1) Check engine light
Bad O2 sensors will always throw a check engine light. A P0141 engine code is a frequent fault code for failed oxygen sensors and is usually associated with the downstream sensor. Other common engine codes are P015x and other P014x codes, depending on how many sensors you have.
Reading the fault code is as simple as plugging an OBD scanner into the engine. However, since something like a bad catalytic converter can also cause a check engine light for the O2 sensor, it isn’t always a telltale sign that the O2 sensor itself is bad.
2) Decreased fuel economy
Typically when the downstream O2 sensor goes bad, it results in increase fuel consumption. When the downstream sensor is bad it causes the engine to run rich and receive more fuel than is necessary, which causes fuel economy to decrease. This is going to be more noticeable on newer vehicles with electronically controlled fuel delivery.
3) Poor idling and misfires
Similar to the previous issue, a bad downstream sensor can cause idling issues, misfires, and some minor performance issues. As discussed, a bad sensor can cause the engine control module to think the engine is either running rich or lean when in fact it is running just fine. The fuel system will then adjust fuel delivery to compensate for the rich or lean conditions which can then cause poor idling, cylinder misfires, and various acceleration and performance related issues.

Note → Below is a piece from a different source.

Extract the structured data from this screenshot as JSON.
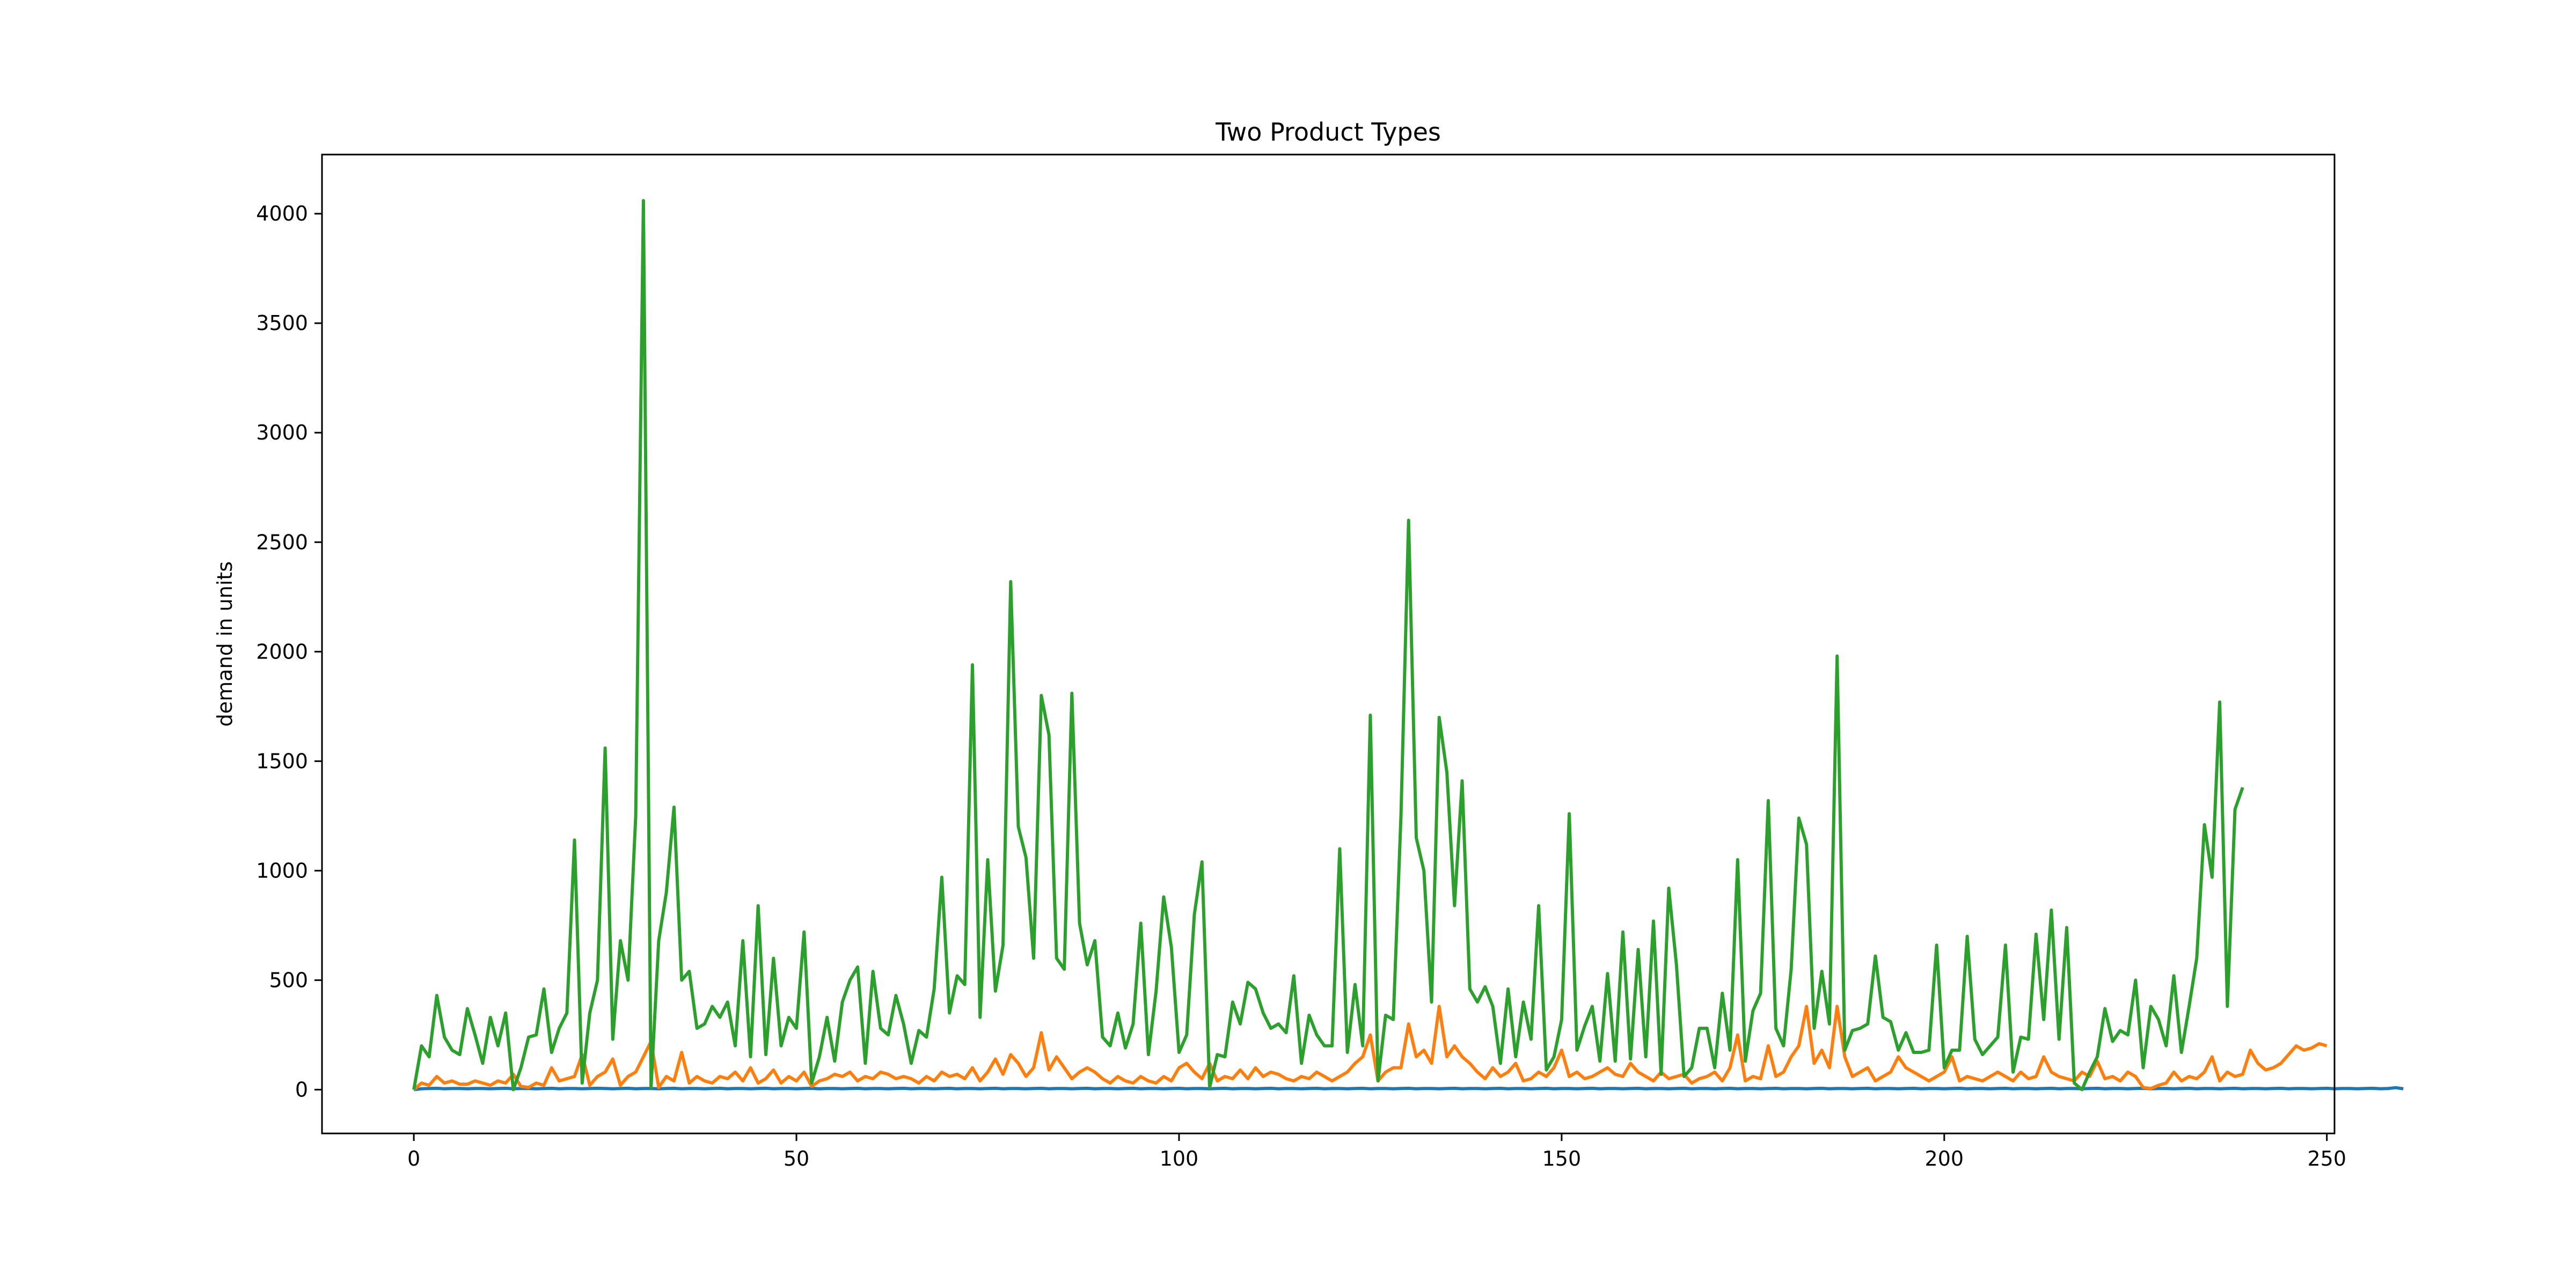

O2 sensors usually won’t cause any extremes. You can typically drive just fine on a bad O2 sensor. The misfires and rough idling will generally be pretty mild, but this depends on your vehicle.
4) Failed emissions tests
If you have to do an OBD emissions test, you will fail automatically if you have a fault code that indicates a bad O2 sensor. Even if it’s just a bad sensor you will still fail since the emissions test isn’t able to tell whether the issue is with the sensor or with the catalytic converter itself.

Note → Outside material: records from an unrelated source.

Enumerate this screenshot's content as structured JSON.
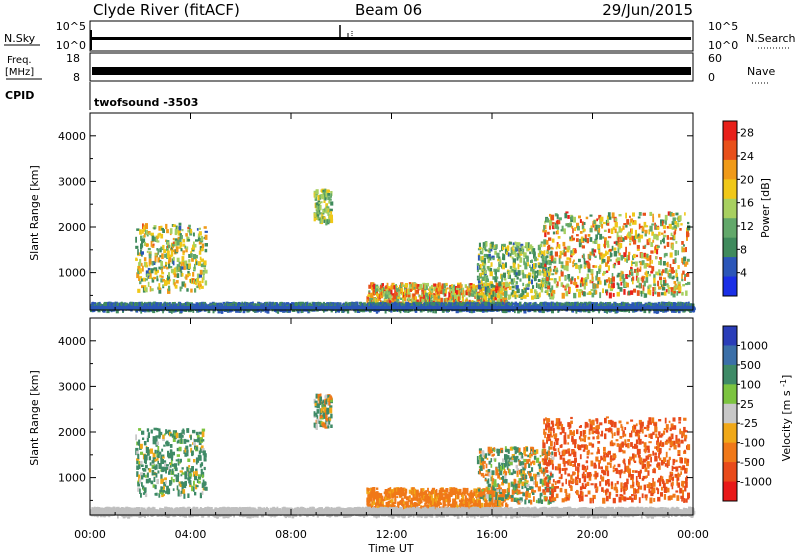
{
  "header": {
    "station": "Clyde River (fitACF)",
    "beam": "Beam 06",
    "date": "29/Jun/2015"
  },
  "top_panels": {
    "nsky_label": "N.Sky",
    "nsky_ticks": [
      "10^5",
      "10^0"
    ],
    "nsearch_label": "N.Search",
    "nsearch_ticks": [
      "10^5",
      "10^0"
    ],
    "freq_label_top": "Freq.",
    "freq_label_bottom": "[MHz]",
    "freq_ticks": [
      "18",
      "8"
    ],
    "nave_label": "Nave",
    "nave_ticks": [
      "60",
      "0"
    ],
    "cpid_label": "CPID",
    "cpid_value": "twofsound  -3503"
  },
  "colors": {
    "power_scale": [
      "#1a2fe6",
      "#2b56b8",
      "#3f8a5c",
      "#62a86a",
      "#a8d060",
      "#f0c818",
      "#f09a18",
      "#e8501a",
      "#e8201a"
    ],
    "velocity_scale": [
      "#2a3db8",
      "#3b6fa8",
      "#3e8a66",
      "#7cc440",
      "#c8c8c8",
      "#f0a818",
      "#f07818",
      "#e84a1a",
      "#e81818"
    ],
    "ground_scatter": "#bfbfbf"
  },
  "chart_data": [
    {
      "type": "heatmap",
      "title": "",
      "xlabel": "",
      "ylabel": "Slant Range [km]",
      "x_range_hours": [
        0,
        24
      ],
      "ylim": [
        180,
        4500
      ],
      "y_ticks": [
        "1000",
        "2000",
        "3000",
        "4000"
      ],
      "colorbar": {
        "label": "Power [dB]",
        "ticks": [
          "4",
          "8",
          "12",
          "16",
          "20",
          "24",
          "28"
        ],
        "range": [
          0,
          30
        ]
      },
      "scatter_regions": [
        {
          "t_start": 1.8,
          "t_end": 4.6,
          "r_min": 600,
          "r_max": 2050,
          "value_range": [
            6,
            24
          ]
        },
        {
          "t_start": 8.9,
          "t_end": 9.6,
          "r_min": 2100,
          "r_max": 2800,
          "value_range": [
            8,
            20
          ]
        },
        {
          "t_start": 11.0,
          "t_end": 16.6,
          "r_min": 250,
          "r_max": 750,
          "value_range": [
            10,
            28
          ]
        },
        {
          "t_start": 15.4,
          "t_end": 18.4,
          "r_min": 450,
          "r_max": 1650,
          "value_range": [
            6,
            20
          ]
        },
        {
          "t_start": 18.0,
          "t_end": 23.8,
          "r_min": 500,
          "r_max": 2300,
          "value_range": [
            8,
            28
          ]
        },
        {
          "t_start": 0.0,
          "t_end": 24.0,
          "r_min": 180,
          "r_max": 320,
          "value_range": [
            2,
            14
          ]
        }
      ]
    },
    {
      "type": "heatmap",
      "title": "",
      "xlabel": "Time UT",
      "ylabel": "Slant Range [km]",
      "x_range_hours": [
        0,
        24
      ],
      "x_ticks": [
        "00:00",
        "04:00",
        "08:00",
        "12:00",
        "16:00",
        "20:00",
        "00:00"
      ],
      "ylim": [
        180,
        4500
      ],
      "y_ticks": [
        "1000",
        "2000",
        "3000",
        "4000"
      ],
      "colorbar": {
        "label": "Velocity [m s^-1]",
        "ticks": [
          "1000",
          "500",
          "100",
          "25",
          "-25",
          "-100",
          "-500",
          "-1000"
        ]
      },
      "scatter_regions": [
        {
          "t_start": 1.8,
          "t_end": 4.6,
          "r_min": 600,
          "r_max": 2050,
          "value_range": [
            -100,
            500
          ]
        },
        {
          "t_start": 8.9,
          "t_end": 9.6,
          "r_min": 2100,
          "r_max": 2800,
          "value_range": [
            -300,
            300
          ]
        },
        {
          "t_start": 11.0,
          "t_end": 16.6,
          "r_min": 250,
          "r_max": 750,
          "value_range": [
            -500,
            -25
          ]
        },
        {
          "t_start": 15.4,
          "t_end": 18.4,
          "r_min": 450,
          "r_max": 1650,
          "value_range": [
            -300,
            400
          ]
        },
        {
          "t_start": 18.0,
          "t_end": 23.8,
          "r_min": 500,
          "r_max": 2300,
          "value_range": [
            -1000,
            -100
          ]
        },
        {
          "t_start": 0.0,
          "t_end": 24.0,
          "r_min": 180,
          "r_max": 320,
          "value_range": [
            -25,
            25
          ]
        }
      ]
    }
  ]
}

The primary goal of the O2 sensors is to measure emissions and make sure the cars emissions equipment are functioning properly. Therefore, if the O2 sensor is bad it is an automatic fail. However, this will only be noticeable if your emissions test includes an OBD hookup.
5) Bad catalytic converter
This is less of a symptom and more of a cause of bad O2 sensors. The challenge is that it can be difficult to diagnose whether the cat itself is bad or if the sensor is bad. A bad catalytic converter would throw off the readings from the downstream O2 sensor. This happens because the failed cat won’t reduce any of the emissions in the exhaust gas, which then triggers a bad reading from the downstream sensor, throwing a CEL.
Bad O2 Sensors Summary
O2 sensors are critical emissions and fuel related sensors. A bad O2 sensor can cause you to fail an emissions test in addition to cause MPG decreases, poor idling, and decreased performance. Most new vehicles have at least 4 oxygen sensors which can make it difficult to distinguish a bad sensor from a failed catalytic converter, or other issue.

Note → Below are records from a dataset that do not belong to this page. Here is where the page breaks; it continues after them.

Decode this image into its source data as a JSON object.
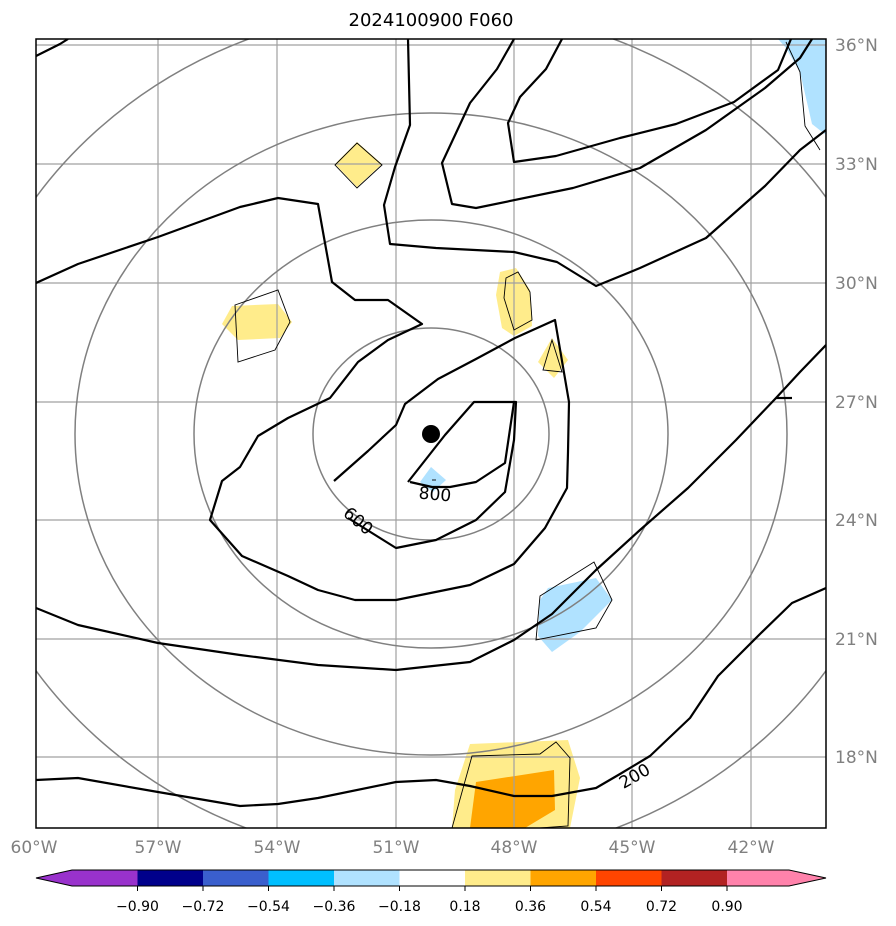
{
  "title": "2024100900 F060",
  "map": {
    "lon_labels": [
      "60°W",
      "57°W",
      "54°W",
      "51°W",
      "48°W",
      "45°W",
      "42°W"
    ],
    "lat_labels": [
      "36°N",
      "33°N",
      "30°N",
      "27°N",
      "24°N",
      "21°N",
      "18°N"
    ],
    "contour_labels": [
      "800",
      "600",
      "200"
    ],
    "center_marker": "storm-center",
    "grid_color": "#a0a0a0",
    "ring_color": "#808080",
    "contour_color": "#000000"
  },
  "colorbar": {
    "tick_labels": [
      "−0.90",
      "−0.72",
      "−0.54",
      "−0.36",
      "−0.18",
      "0.18",
      "0.36",
      "0.54",
      "0.72",
      "0.90"
    ],
    "colors": [
      "#9932cc",
      "#00008b",
      "#3a5fcd",
      "#00bfff",
      "#b0e2ff",
      "#ffffff",
      "#ffec8b",
      "#ffa500",
      "#ff4500",
      "#b22222",
      "#ff82ab"
    ]
  }
}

A bad oxygen sensor on old cars likely won’t result in much other than a check engine light and some fault codes. On newer cars you can expect bad gas mileage, poor idling, and failed emissions tests. Common fault codes for downstream O2 sensors a P0141, but range from P014x to P015x codes depending on your vehicle.
One of these engine codes can also mean a bad catalytic converter, but O2 sensor failure is a lot more prevalent than catalytic converter failure.